取組後に清少納言が、雷子に「早く(本場所に)上がって来て下さい」と声を掛けた。
次は、右近と鈴掛部屋の女力士達との取組になったが、こちらも勝負にならなかった。
最後は、右近と雷子が取組むことになった。二人は、何時もの取組稽古を行ったつもりだが、その激しさに、右近があれだけ強いのは、こんな取組稽古を行っているからなのだと、観戦した全員が思った。

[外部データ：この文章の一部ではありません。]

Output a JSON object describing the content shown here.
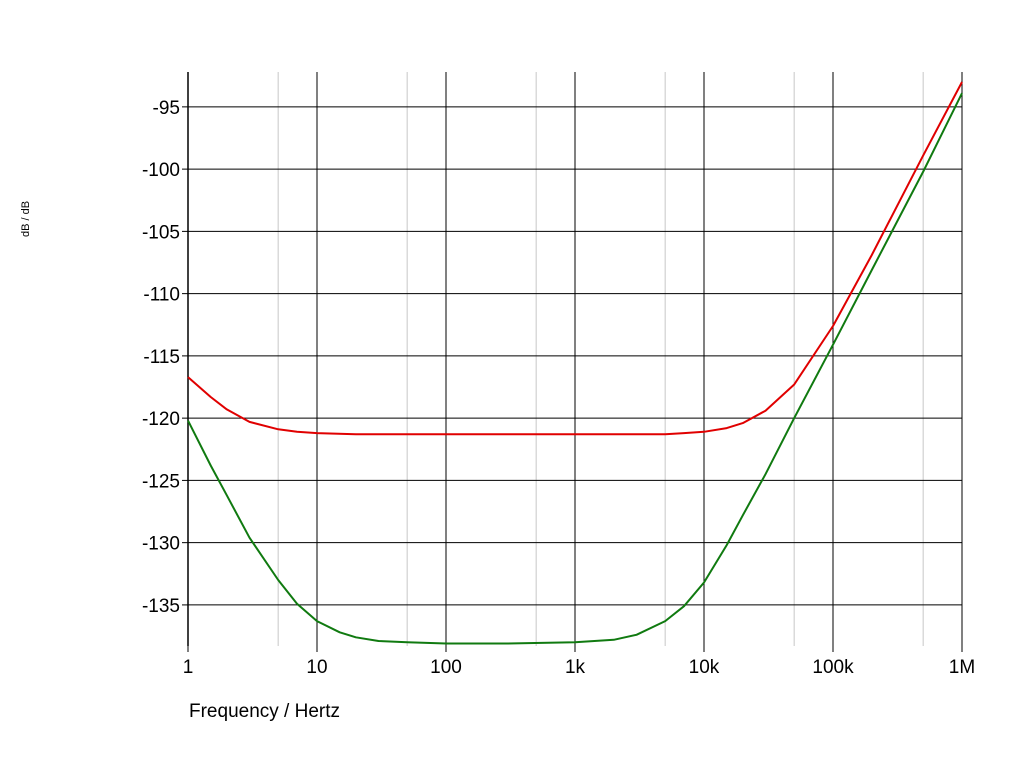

巡業での右近へのインタビューは禁止だが、写真撮影は許可されていたので、女相撲ジャーナルは取組だけではなく、休憩時に右近達が清少納言と談笑している写真も撮った。
道長は「撮った写真は自由に使ってくれてよい」と言ったので、この写真も掲載したところ、女相撲のファンから大変な反響があった。右近は緊張すると無表情になるので、誰も本場所で右近の笑顔を見た者が居なかったからだ。
この巡業後から、右近へのイメージの潮目が変わり、右近への問合せが急に増えだしたので、右近のことを知りたがっている者の欲求を満たしてあげないと、更に問合せが増えると思った道長は、情報を遮断する方針を少しだけ緩めるようにした。
右近のドキュメントを撮影してもらい、その映像を問合せの返答に利用しようと考えたのだ。
後援会所属の紀貫子に頼んで、日ノ出放送に撮影をお願いした。紀は、若いがセンスのある監督とスタッフを用意してくれて、右近の日常を追った一時間半程のドキュメントフィルムを作ってくれた。
紀から、そのフィルムの出来が良いので、テレビで放映させてくれないかと言われた。
道長は、その方が多くの人に見てもらえるので、良いだろうと考えて承知した。
だが、その反響は想定より大きく、道長の思惑とは逆に、右近への問合せは取材の要望も含め、対応不可能な程に増える事態となった。
右近はドキュメントフィルムを撮ってくれた監督の要望で、テレビの特撮ものや、その監督の師匠にあたる有名な監督の頼みで、映画にも出演することになり、更に、後援会所属の柿本からの依頼で、自動車会社千騎のCMにも出演するし、この時期にメディアへの露出が急に増えることになった。
女力士としての収入に弁当事業の収入、加えてメディア出演の収入により、桜田部屋の巨額の借金も、返済の目処が十分に立つ状況になっていた。